U.S. President Donald Trump has called the nuclear pact - negotiated under his predecessor Barack Obama - "the worst deal ever". In April, he ordered a review of whether a suspension of nuclear sanctions on Iran was in the U.S. interest.
The U.S. ambassador to the United Nations, Nikki Haley, last week pressed the International Atomic Energy Agency (IAEA) to seek access to Iranian military bases to ensure that they were not concealing activities banned by the nuclear deal.
"Iran's military sites are off limits ... All information about these sites are classified," Iranian government spokesman Mohammad Baqer Nobakht told a weekly news conference broadcast on state television. "Iran will never allow such visits. Don't pay attention to such remarks that are only a dream."
Under U.S. law, the State Department must notify Congress every 90 days of Iran's compliance with the nuclear deal. The next deadline is October, and Trump has said he thinks by then the United States will declare Iran to be non-compliant.
Under terms of the deal, the international nuclear watchdog can demand inspections of Iranian installations if it has concerns about nuclear materials or activities.
IAEA inspectors have certified that Iran is fully complying with the deal, under which it significantly reduced its enriched uranium stockpile and took steps to ensure no possible use of it for a nuclear weapon, in return for an end to international sanctions that had helped cripple its oil-based economy.
During its decade-long stand-off with world powers over its nuclear program, Iran repeatedly rejected visits by U.N. inspectors to its military sites, saying they had nothing to do with nuclear activity and so were beyond the IAEA's purview.
Shortly after the deal was reached, Iran allowed inspectors to check its Parchin military complex, where Western security services believe Tehran carried out tests relevant to nuclear bomb detonations more than a decade ago.
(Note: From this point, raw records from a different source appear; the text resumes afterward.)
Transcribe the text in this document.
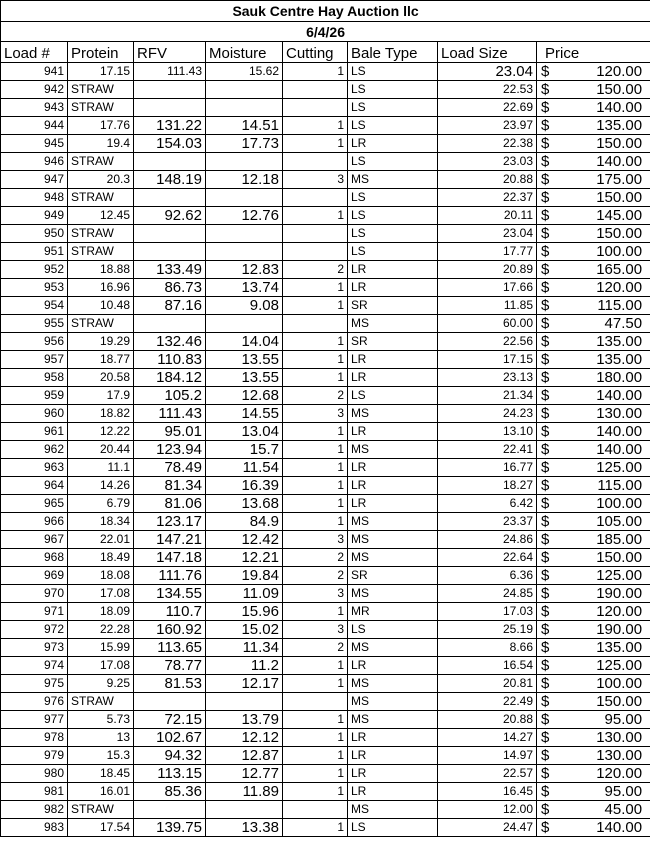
Sauk Centre Hay Auction llc							
6/4/26							
Load #	Protein	RFV	Moisture	Cutting	Bale Type	Load Size	Price
941	17.15	111.43	15.62	1	LS	23.04	$ 120.00

942	STRAW				LS	22.53	$ 150.00

943	STRAW				LS	22.69	$ 140.00

944	17.76	131.22	14.51	1	LS	23.97	$ 135.00

945	19.4	154.03	17.73	1	LR	22.38	$ 150.00

946	STRAW				LS	23.03	$ 140.00

947	20.3	148.19	12.18	3	MS	20.88	$ 175.00

948	STRAW				LS	22.37	$ 150.00

949	12.45	92.62	12.76	1	LS	20.11	$ 145.00

950	STRAW				LS	23.04	$ 150.00

951	STRAW				LS	17.77	$ 100.00

952	18.88	133.49	12.83	2	LR	20.89	$ 165.00

953	16.96	86.73	13.74	1	LR	17.66	$ 120.00

954	10.48	87.16	9.08	1	SR	11.85	$ 115.00

955	STRAW				MS	60.00	$ 47.50

956	19.29	132.46	14.04	1	SR	22.56	$ 135.00

957	18.77	110.83	13.55	1	LR	17.15	$ 135.00

958	20.58	184.12	13.55	1	LR	23.13	$ 180.00

959	17.9	105.2	12.68	2	LS	21.34	$ 140.00

960	18.82	111.43	14.55	3	MS	24.23	$ 130.00

961	12.22	95.01	13.04	1	LR	13.10	$ 140.00

962	20.44	123.94	15.7	1	MS	22.41	$ 140.00

963	11.1	78.49	11.54	1	LR	16.77	$ 125.00

964	14.26	81.34	16.39	1	LR	18.27	$ 115.00

965	6.79	81.06	13.68	1	LR	6.42	$ 100.00

966	18.34	123.17	84.9	1	MS	23.37	$ 105.00

967	22.01	147.21	12.42	3	MS	24.86	$ 185.00

968	18.49	147.18	12.21	2	MS	22.64	$ 150.00

969	18.08	111.76	19.84	2	SR	6.36	$ 125.00

970	17.08	134.55	11.09	3	MS	24.85	$ 190.00

971	18.09	110.7	15.96	1	MR	17.03	$ 120.00

972	22.28	160.92	15.02	3	LS	25.19	$ 190.00

973	15.99	113.65	11.34	2	MS	8.66	$ 135.00

974	17.08	78.77	11.2	1	LR	16.54	$ 125.00

975	9.25	81.53	12.17	1	MS	20.81	$ 100.00

976	STRAW				MS	22.49	$ 150.00

977	5.73	72.15	13.79	1	MS	20.88	$ 95.00

978	13	102.67	12.12	1	LR	14.27	$ 130.00

979	15.3	94.32	12.87	1	LR	14.97	$ 130.00

980	18.45	113.15	12.77	1	LR	22.57	$ 120.00

981	16.01	85.36	11.89	1	LR	16.45	$ 95.00

982	STRAW				MS	12.00	$ 45.00

983	17.54	139.75	13.38	1	LS	24.47	$ 140.00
Iran has denied this.
Under the 2015 accord, Iran could not get sanctions relief until the IAEA was satisfied Tehran had answered outstanding questions about the so-called "possible military dimensions" of its past nuclear research.
Iran has placed its military bases off limits also because of what it calls the risk that IAEA findings could find their way to the intelligence services of its U.S. or Israeli foes.
"The Americans will take their dream of visiting our military and sensitive sites to their graves...It will never happen," Ali Akbar Velayati, a top adviser to Supreme Leader Ayatollah Ali Khamenei, Iran's highest authority, told reporters.